Dario ha fatto della sua passione un lavoro.

Da quasi 25 anni la sua mission è restaurare muretti a secco e pajare che, ipse dixit, «ricostruisco com’erano all’origine».

Anche Dario conferma che la «richiesta di lavori tradizionali è alta sia perché il risultato è indubbiamente bello da vedere sia perché, per questo tipo di lavori, ci sono possibilità di accedere a specifici finanziamenti. Il ripristino dei muretti a secco, in modo particolare, è molto richiesto».

Qual è in particolare il tuo lavoro?

«Riportare il tutto com’era un tempo con lo stesso tipo di lavorazione. Da non confondere con ciò che fanno taluni, utilizzando metodi non indigeni che danno un risultato finale diverso rispetto a quello che erano i muretti a secco originali del Salento, rovinandone peraltro l’estetica».

In particolare, a cosa ti riferisci?

«All’utilizzo del calcestruzzo e al mancato utilizzo della terracotta. Sia per le pajare che per i muretti ci tengo farli “a secco”, proprio come si faceva una volta. Per questo chiedo che le pietre non mi arrivino spaccate, ma esattamente come sono state scavate. In modo che io possa dare consistenza al tutto con le pietre grosse, senza utilizzare il cemento».

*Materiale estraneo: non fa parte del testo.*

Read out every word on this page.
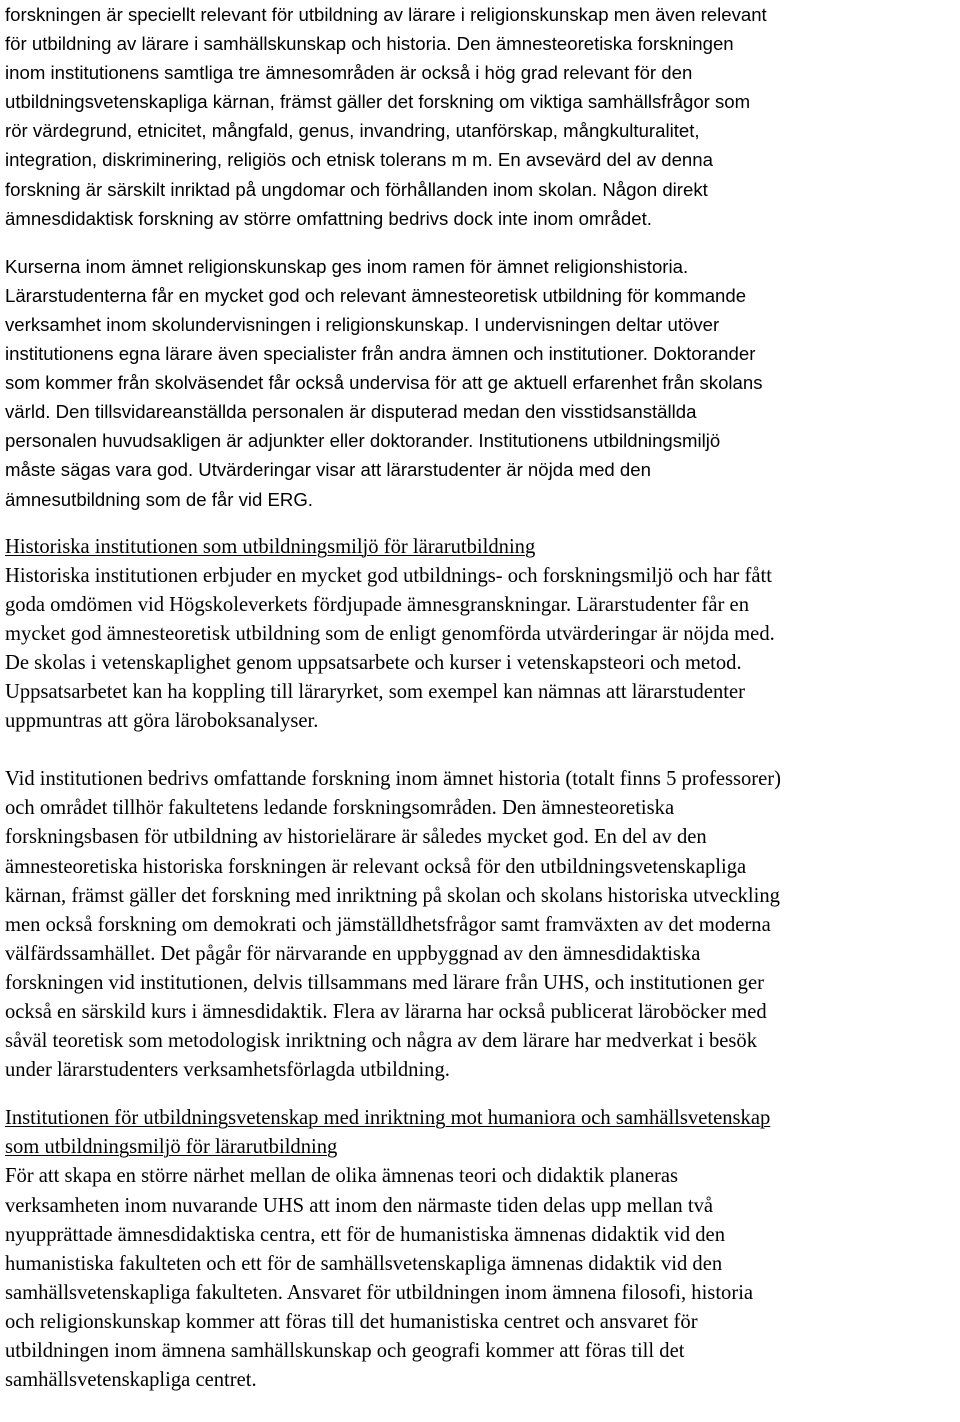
forskningen är speciellt relevant för utbildning av lärare i religionskunskap men även relevant
för utbildning av lärare i samhällskunskap och historia. Den ämnesteoretiska forskningen
inom institutionens samtliga tre ämnesområden är också i hög grad relevant för den
utbildningsvetenskapliga kärnan, främst gäller det forskning om viktiga samhällsfrågor som
rör värdegrund, etnicitet, mångfald, genus, invandring, utanförskap, mångkulturalitet,
integration, diskriminering, religiös och etnisk tolerans m m. En avsevärd del av denna
forskning är särskilt inriktad på ungdomar och förhållanden inom skolan. Någon direkt
ämnesdidaktisk forskning av större omfattning bedrivs dock inte inom området.
Kurserna inom ämnet religionskunskap ges inom ramen för ämnet religionshistoria.
Lärarstudenterna får en mycket god och relevant ämnesteoretisk utbildning för kommande
verksamhet inom skolundervisningen i religionskunskap. I undervisningen deltar utöver
institutionens egna lärare även specialister från andra ämnen och institutioner. Doktorander
som kommer från skolväsendet får också undervisa för att ge aktuell erfarenhet från skolans
värld. Den tillsvidareanställda personalen är disputerad medan den visstidsanställda
personalen huvudsakligen är adjunkter eller doktorander. Institutionens utbildningsmiljö
måste sägas vara god. Utvärderingar visar att lärarstudenter är nöjda med den
ämnesutbildning som de får vid ERG.
Historiska institutionen som utbildningsmiljö för lärarutbildning
Historiska institutionen erbjuder en mycket god utbildnings- och forskningsmiljö och har fått
goda omdömen vid Högskoleverkets fördjupade ämnesgranskningar. Lärarstudenter får en
mycket god ämnesteoretisk utbildning som de enligt genomförda utvärderingar är nöjda med.
De skolas i vetenskaplighet genom uppsatsarbete och kurser i vetenskapsteori och metod.
Uppsatsarbetet kan ha koppling till läraryrket, som exempel kan nämnas att lärarstudenter
uppmuntras att göra läroboksanalyser.
Vid institutionen bedrivs omfattande forskning inom ämnet historia (totalt finns 5 professorer)
och området tillhör fakultetens ledande forskningsområden. Den ämnesteoretiska
forskningsbasen för utbildning av historielärare är således mycket god. En del av den
ämnesteoretiska historiska forskningen är relevant också för den utbildningsvetenskapliga
kärnan, främst gäller det forskning med inriktning på skolan och skolans historiska utveckling
men också forskning om demokrati och jämställdhetsfrågor samt framväxten av det moderna
välfärdssamhället. Det pågår för närvarande en uppbyggnad av den ämnesdidaktiska
forskningen vid institutionen, delvis tillsammans med lärare från UHS, och institutionen ger
också en särskild kurs i ämnesdidaktik. Flera av lärarna har också publicerat läroböcker med
såväl teoretisk som metodologisk inriktning och några av dem lärare har medverkat i besök
under lärarstudenters verksamhetsförlagda utbildning.
Institutionen för utbildningsvetenskap med inriktning mot humaniora och samhällsvetenskap
som utbildningsmiljö för lärarutbildning
För att skapa en större närhet mellan de olika ämnenas teori och didaktik planeras
verksamheten inom nuvarande UHS att inom den närmaste tiden delas upp mellan två
nyupprättade ämnesdidaktiska centra, ett för de humanistiska ämnenas didaktik vid den
humanistiska fakulteten och ett för de samhällsvetenskapliga ämnenas didaktik vid den
samhällsvetenskapliga fakulteten. Ansvaret för utbildningen inom ämnena filosofi, historia
och religionskunskap kommer att föras till det humanistiska centret och ansvaret för
utbildningen inom ämnena samhällskunskap och geografi kommer att föras till det
samhällsvetenskapliga centret.
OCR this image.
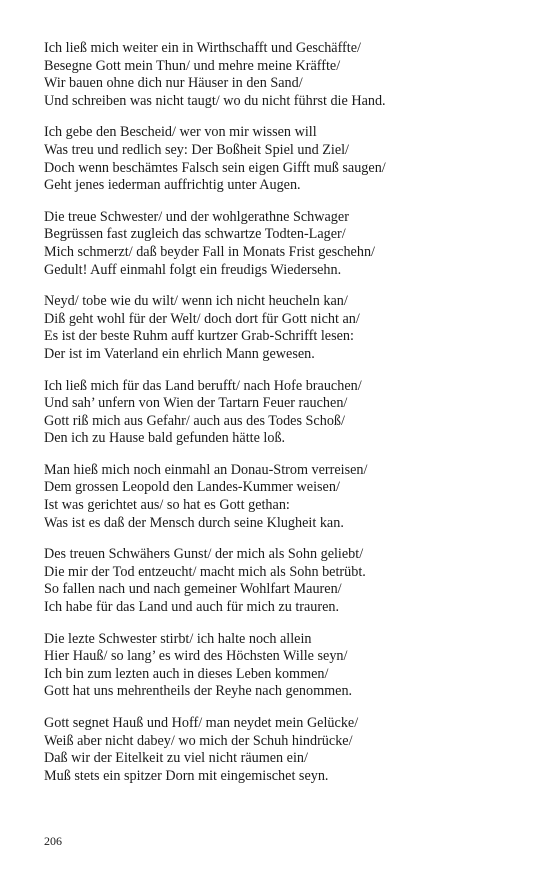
Ich ließ mich weiter ein in Wirthschafft und Geschäffte/
Besegne Gott mein Thun/ und mehre meine Kräffte/
Wir bauen ohne dich nur Häuser in den Sand/
Und schreiben was nicht taugt/ wo du nicht führst die Hand.
Ich gebe den Bescheid/ wer von mir wissen will
Was treu und redlich sey: Der Boßheit Spiel und Ziel/
Doch wenn beschämtes Falsch sein eigen Gifft muß saugen/
Geht jenes iederman auffrichtig unter Augen.
Die treue Schwester/ und der wohlgerathne Schwager
Begrüssen fast zugleich das schwartze Todten-Lager/
Mich schmerzt/ daß beyder Fall in Monats Frist geschehn/
Gedult! Auff einmahl folgt ein freudigs Wiedersehn.
Neyd/ tobe wie du wilt/ wenn ich nicht heucheln kan/
Diß geht wohl für der Welt/ doch dort für Gott nicht an/
Es ist der beste Ruhm auff kurtzer Grab-Schrifft lesen:
Der ist im Vaterland ein ehrlich Mann gewesen.
Ich ließ mich für das Land berufft/ nach Hofe brauchen/
Und sah’ unfern von Wien der Tartarn Feuer rauchen/
Gott riß mich aus Gefahr/ auch aus des Todes Schoß/
Den ich zu Hause bald gefunden hätte loß.
Man hieß mich noch einmahl an Donau-Strom verreisen/
Dem grossen Leopold den Landes-Kummer weisen/
Ist was gerichtet aus/ so hat es Gott gethan:
Was ist es daß der Mensch durch seine Klugheit kan.
Des treuen Schwähers Gunst/ der mich als Sohn geliebt/
Die mir der Tod entzeucht/ macht mich als Sohn betrübt.
So fallen nach und nach gemeiner Wohlfart Mauren/
Ich habe für das Land und auch für mich zu trauren.
Die lezte Schwester stirbt/ ich halte noch allein
Hier Hauß/ so lang’ es wird des Höchsten Wille seyn/
Ich bin zum lezten auch in dieses Leben kommen/
Gott hat uns mehrentheils der Reyhe nach genommen.
Gott segnet Hauß und Hoff/ man neydet mein Gelücke/
Weiß aber nicht dabey/ wo mich der Schuh hindrücke/
Daß wir der Eitelkeit zu viel nicht räumen ein/
Muß stets ein spitzer Dorn mit eingemischet seyn.
206
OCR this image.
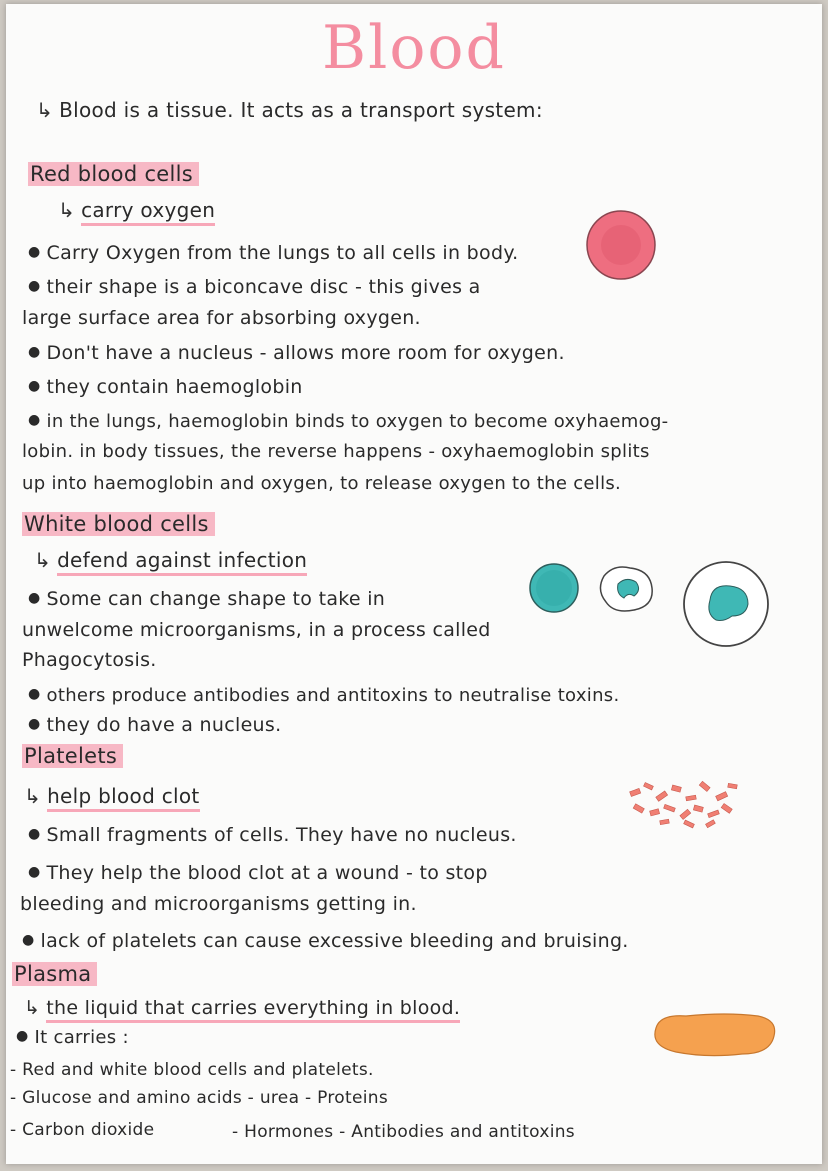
Blood
↳ Blood is a tissue. It acts as a transport system:
Red blood cells
↳ carry oxygen
● Carry Oxygen from the lungs to all cells in body.
● their shape is a biconcave disc - this gives a
large surface area for absorbing oxygen.
● Don't have a nucleus - allows more room for oxygen.
● they contain haemoglobin
● in the lungs, haemoglobin binds to oxygen to become oxyhaemog-
lobin. in body tissues, the reverse happens - oxyhaemoglobin splits
up into haemoglobin and oxygen, to release oxygen to the cells.
White blood cells
↳ defend against infection
● Some can change shape to take in
unwelcome microorganisms, in a process called
Phagocytosis.
● others produce antibodies and antitoxins to neutralise toxins.
● they do have a nucleus.
Platelets
↳ help blood clot
● Small fragments of cells. They have no nucleus.
● They help the blood clot at a wound - to stop
bleeding and microorganisms getting in.
● lack of platelets can cause excessive bleeding and bruising.
Plasma
↳ the liquid that carries everything in blood.
● It carries :
- Red and white blood cells and platelets.
- Glucose and amino acids - urea - Proteins
- Carbon dioxide	- Hormones - Antibodies and antitoxins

Il cemento non lo utilizzi affatto?

«Tendo a farne a meno. In qualche occasione sono costretto a farlo perché il committente vuol farci passare la corrente elettrica. Così, per evitare i crolli e cautelare i tubi, uso il calcestruzzo in tre strati: base, centrale e superiore perché ci metto il cordone finale a forma di “A”, per scaricare il peso al centro del muro e dare solidità a tutta la struttura».

Veniamo ai costi. Per un muretto a secco qual è il costo medio?

«Si parte da 35 euro fino ad arrivare a 90 euro a metro lineare. Dipende dalla richiesta. C’è chi vuole un muretto praticamente liscio, a fuga chiusa: in questo caso, la lavorazione richiede maggiori tempi e maggiori costi. Se uno vuole un muro che sia “uno specchio”, senza fughe, vuol dire che la pietra andrà lavorata nel minimo dettaglio e quindi il prezzo sarà più alto. Se, invece, si preferisce il metodo originale, con il minimo utilizzo del martello sulla pietra grezza locale, il costo scende».

E per le pajare? Se, ad esempio, dovessi rimetterne in piedi una di 50 metri quadri?

«Per una pajara di 50 mq, compresi gli esterni (si calcola così, NdR), occorreranno in media 8mila euro, sempre ricostruendola esattamente come era una volta, ovviamente tutta a secco».

Pajare riportate all’origine tranne che per un particolare: «Nel ricostruirla alzo l’apertura fino a due metri, due metri e 15 centimetri, perché in origine l’ingresso alla pajara era molto basso e quindi scomodo»

Qualche tempo fa Dario Profico ha fatto capolino su Rai 3:

«Erano affascinati dalla nostra storia, anche abitativa. Qualche volta è necessario che arrivino da fuori Salento per ricordarci ciò che abbiamo. Non sarebbe male stessimo più attenti a quelle che sono le nostre tradizioni».